Although the programs created employment opportunities and improved women’s access to income, they did not necessarily change the restrictive attitudes, beliefs and practices about gender roles that undermine equality. For example, barriers such as the disproportionate responsibility for unpaid care and domestic work that falls on women can inhibit their economic empowerment. Unequal power relations between men and women, including intimate partner violence, can also diminish women’s control over resources. These social norms can lead graduation programs to have unintended negative effects when women’s burgeoning income-earning work puts more pressure on them in addition to the unpaid work they do and when it rocks existing power relations in households.
Thanks to IDRC-supported research on these issues, graduation programs — including the one in Paraguay — provide training for participants on gender equality and incentives to form savings groups that offer mutual support for members, among other innovations.
Fundación Capital developed Igualdapp, an interactive tablet-based application, that takes users through stories, insights and activities designed for them to understand the unequal distribution of domestic and care-giving tasks, the importance of sexual and reproductive health rights and signs of violence against women and children. The research findings have shown that the app, launched in 2020, contributed to shifts in gender norms, particularly in attitudes toward the sharing of domestic and unpaid care responsibilities.

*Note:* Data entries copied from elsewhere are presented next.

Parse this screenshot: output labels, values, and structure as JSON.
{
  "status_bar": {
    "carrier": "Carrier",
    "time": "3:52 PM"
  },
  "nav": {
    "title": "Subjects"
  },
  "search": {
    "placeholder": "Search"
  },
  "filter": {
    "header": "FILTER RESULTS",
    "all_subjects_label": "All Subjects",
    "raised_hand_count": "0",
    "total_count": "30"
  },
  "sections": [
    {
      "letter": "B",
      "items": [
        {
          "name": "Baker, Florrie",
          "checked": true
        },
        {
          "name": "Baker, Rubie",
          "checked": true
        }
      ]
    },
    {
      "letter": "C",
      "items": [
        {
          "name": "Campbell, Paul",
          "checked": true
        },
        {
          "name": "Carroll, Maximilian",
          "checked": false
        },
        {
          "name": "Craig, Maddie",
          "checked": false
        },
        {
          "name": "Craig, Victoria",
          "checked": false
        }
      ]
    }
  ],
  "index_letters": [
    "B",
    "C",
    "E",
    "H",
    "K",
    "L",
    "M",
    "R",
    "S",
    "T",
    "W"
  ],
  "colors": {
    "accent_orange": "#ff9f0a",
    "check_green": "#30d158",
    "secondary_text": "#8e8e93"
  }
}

By addressing restrictive social norms and unequal power relations between men and women, graduation programs can promote truly sustainable transformations for women, men and communities at large.
These important anti-poverty efforts can not only support women’s economic empowerment but also address other barriers that stand in their path. The ultimate goal is to further improve the graduation approach so that it can be a strong force for shared prosperity as it is scaled up to reach millions of the world’s poorest people.